Brussels, 29 June 2005
Small and medium-sized enterprises often face problems in selling technologies or know-how abroad, or are unable to source their technology needs in their own countries. To ensure that the huge innovation potential of the EU’s 25 million SMEs is fully exploited, a network of Innovation Relay Centres (IRC) was created in 1995 to stimulate transnational transfer of innovative technologies and to promote technology partnerships. At its annual meeting held in Brussels from 27- 29 June 2005, the IRC network gathered European and regional stakeholders to discuss new methods and objectives for future innovation support – and celebrated 10 years of successful operations bringing innovative companies together to make innovation a business reality.
Addressing the IRC Network, Commission Vice-President Günter Verheugen responsible for enterprise and industry policy said: “Innovation is the key to opening the door to a brighter economic future. If we want to overcome Europe’s current stagnation and raise its capacity for growth, we have to reduce the gap between the EU and the US in innovation performance. The IRC network is enabling SMEs to play a crucial part in reaching this goal.”

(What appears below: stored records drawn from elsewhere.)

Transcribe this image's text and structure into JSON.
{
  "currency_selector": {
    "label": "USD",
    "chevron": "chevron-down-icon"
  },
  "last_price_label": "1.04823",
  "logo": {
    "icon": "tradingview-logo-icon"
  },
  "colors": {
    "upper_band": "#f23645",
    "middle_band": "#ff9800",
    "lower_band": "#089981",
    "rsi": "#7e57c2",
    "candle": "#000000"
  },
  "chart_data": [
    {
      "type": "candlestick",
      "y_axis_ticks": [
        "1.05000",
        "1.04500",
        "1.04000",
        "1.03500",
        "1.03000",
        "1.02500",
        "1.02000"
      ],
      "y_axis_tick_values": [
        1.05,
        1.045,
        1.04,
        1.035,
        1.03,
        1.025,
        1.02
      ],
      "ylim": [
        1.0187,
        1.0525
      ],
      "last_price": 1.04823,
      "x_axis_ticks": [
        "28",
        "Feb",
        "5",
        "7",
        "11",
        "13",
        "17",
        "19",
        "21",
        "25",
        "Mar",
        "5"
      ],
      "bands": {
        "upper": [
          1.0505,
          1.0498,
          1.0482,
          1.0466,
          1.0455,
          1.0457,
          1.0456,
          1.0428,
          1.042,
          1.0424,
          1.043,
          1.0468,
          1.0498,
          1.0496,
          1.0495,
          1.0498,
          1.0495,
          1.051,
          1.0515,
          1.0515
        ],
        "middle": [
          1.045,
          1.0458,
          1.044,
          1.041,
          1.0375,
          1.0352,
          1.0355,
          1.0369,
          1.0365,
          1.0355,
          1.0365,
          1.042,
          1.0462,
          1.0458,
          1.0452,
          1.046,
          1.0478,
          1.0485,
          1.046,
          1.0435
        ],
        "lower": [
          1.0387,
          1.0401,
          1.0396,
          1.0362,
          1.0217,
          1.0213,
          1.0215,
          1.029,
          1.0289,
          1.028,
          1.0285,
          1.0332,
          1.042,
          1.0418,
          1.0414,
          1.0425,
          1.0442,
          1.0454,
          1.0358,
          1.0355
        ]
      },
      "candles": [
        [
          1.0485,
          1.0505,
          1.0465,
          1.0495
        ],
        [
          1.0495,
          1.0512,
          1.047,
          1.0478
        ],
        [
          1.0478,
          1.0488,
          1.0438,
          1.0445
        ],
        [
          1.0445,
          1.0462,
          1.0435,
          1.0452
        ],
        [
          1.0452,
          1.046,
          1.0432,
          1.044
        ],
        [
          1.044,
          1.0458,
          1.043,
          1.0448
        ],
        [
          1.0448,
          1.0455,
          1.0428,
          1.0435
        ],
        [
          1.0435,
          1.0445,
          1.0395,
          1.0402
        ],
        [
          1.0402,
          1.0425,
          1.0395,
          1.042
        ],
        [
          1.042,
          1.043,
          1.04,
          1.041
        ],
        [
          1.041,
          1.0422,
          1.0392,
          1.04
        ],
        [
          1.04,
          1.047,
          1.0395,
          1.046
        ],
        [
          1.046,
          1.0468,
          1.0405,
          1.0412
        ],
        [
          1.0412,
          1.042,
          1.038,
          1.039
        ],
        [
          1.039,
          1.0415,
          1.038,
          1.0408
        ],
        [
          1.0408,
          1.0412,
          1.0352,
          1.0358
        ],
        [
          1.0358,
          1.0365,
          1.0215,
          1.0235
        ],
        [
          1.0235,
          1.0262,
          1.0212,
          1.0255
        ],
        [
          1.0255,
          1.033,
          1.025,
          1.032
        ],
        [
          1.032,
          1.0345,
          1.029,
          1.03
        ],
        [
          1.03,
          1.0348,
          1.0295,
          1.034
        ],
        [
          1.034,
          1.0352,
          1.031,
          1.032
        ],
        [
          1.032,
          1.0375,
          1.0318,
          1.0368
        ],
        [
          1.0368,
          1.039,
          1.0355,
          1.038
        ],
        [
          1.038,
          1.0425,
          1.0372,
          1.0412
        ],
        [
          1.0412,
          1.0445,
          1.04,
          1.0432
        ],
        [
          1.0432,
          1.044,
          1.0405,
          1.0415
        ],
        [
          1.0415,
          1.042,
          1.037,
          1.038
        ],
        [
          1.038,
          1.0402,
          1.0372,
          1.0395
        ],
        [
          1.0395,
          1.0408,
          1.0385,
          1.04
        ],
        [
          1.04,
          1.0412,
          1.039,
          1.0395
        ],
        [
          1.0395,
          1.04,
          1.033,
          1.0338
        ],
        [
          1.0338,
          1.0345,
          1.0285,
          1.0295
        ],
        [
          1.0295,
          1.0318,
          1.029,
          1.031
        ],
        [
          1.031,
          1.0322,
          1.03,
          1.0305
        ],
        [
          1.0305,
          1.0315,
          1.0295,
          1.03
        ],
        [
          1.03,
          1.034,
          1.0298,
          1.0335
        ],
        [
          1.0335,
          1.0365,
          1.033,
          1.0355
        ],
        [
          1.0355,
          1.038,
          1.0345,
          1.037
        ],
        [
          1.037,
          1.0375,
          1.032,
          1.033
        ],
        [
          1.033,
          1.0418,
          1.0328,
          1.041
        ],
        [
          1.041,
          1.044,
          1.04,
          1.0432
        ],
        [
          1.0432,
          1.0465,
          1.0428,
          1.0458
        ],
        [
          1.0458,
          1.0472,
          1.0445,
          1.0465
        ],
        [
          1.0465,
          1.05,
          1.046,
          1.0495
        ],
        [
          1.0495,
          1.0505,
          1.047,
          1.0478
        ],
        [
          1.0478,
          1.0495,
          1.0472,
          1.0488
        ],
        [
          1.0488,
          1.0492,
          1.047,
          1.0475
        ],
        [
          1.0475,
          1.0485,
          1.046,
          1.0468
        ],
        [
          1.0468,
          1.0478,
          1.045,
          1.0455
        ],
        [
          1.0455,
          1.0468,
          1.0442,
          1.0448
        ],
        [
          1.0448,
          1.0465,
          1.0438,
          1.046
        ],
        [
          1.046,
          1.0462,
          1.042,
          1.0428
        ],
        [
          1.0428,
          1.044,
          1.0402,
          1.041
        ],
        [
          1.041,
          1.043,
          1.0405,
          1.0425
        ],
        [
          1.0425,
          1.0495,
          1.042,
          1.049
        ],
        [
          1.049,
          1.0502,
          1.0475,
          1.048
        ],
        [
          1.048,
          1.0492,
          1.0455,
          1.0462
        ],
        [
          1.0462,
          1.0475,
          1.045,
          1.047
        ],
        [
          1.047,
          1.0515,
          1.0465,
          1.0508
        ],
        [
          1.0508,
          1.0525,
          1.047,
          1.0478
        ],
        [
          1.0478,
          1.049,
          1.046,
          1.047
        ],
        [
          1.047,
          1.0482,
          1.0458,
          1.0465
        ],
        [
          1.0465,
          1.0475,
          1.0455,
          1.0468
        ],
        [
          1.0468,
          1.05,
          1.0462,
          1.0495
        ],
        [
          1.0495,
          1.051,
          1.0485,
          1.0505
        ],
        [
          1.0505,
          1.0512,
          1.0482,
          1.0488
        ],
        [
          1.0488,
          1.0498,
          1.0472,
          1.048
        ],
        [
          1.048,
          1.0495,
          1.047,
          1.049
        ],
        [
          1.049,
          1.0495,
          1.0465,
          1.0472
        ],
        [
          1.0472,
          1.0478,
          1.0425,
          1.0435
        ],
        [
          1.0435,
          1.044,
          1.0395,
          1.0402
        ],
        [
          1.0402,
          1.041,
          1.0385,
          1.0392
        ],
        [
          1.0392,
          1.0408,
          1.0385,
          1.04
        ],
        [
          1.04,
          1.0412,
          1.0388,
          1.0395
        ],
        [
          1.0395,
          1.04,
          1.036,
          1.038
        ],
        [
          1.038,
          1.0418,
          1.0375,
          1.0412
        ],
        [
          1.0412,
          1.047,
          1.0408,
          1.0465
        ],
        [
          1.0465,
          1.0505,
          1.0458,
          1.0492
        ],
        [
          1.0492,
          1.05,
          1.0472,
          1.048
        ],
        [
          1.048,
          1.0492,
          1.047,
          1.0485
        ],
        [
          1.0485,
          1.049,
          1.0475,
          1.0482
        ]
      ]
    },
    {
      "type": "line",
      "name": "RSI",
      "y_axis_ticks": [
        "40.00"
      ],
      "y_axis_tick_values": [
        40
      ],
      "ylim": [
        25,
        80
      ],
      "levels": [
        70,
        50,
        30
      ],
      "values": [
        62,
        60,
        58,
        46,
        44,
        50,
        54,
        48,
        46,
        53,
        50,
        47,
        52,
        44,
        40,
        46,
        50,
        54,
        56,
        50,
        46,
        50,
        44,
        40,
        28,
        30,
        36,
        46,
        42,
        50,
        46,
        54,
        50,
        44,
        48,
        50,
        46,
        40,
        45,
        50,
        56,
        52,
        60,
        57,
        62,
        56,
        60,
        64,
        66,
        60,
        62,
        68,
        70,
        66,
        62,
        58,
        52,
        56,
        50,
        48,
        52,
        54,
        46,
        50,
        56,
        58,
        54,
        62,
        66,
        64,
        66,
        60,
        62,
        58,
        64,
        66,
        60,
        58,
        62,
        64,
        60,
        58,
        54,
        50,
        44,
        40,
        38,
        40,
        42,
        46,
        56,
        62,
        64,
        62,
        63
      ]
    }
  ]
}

Commissioner Verheugen also presented the award for the most successful technology transfer exploiting EU-funded research results to the partnership between Simtech Systems of Finland and XC Engineering of Italy. Mr. Verheugen noted that: “The success of this technological cooperation is directly attributable to the IRC Network”.
The Europe-wide network of Innovation Relay Centres (IRCs) acts as a broker, helping SMEs access the information, knowledge, technologies, finance, expertise and assistance they need from the resources available throughout the region, and discover possibilities for partnership and cooperation. The cross-border collaboration and exchange of know-how gives the most innovative companies significantly greater visibility, so their success can be emulated by others throughout the region.
The network consists of 71 IRCs, involving 230 organisations in 33 countries within and outside the EU. In the past ten years it has assisted in over 12,500 technology transfer negotiations and helped more than 55,000 client companies exploit their research results and meet their technology needs. Most IRCs are operated by consortia of regional organisations with established reputations in local research and industrial communities. These include innovation agencies, Chambers of Commerce, regional development agencies and university technology centres. All IRCs draw strength from their membership of a European network. The strong technical and personal links within the network equip each IRC to broker technology transfers quickly and efficiently.
In many regions, IRCs have established themselves as the service providers of choice for companies wishing to internationalise their research activities, their marketing operations or their supply chains.
This year’s 3-day conference brought together technology transfer experts from the entire network of Innovation Relay Centres. Participants made the most of the opportunity to network, and gained inspiration from the best of Brussels-based research and development and innovative excellence that was on show at the conference.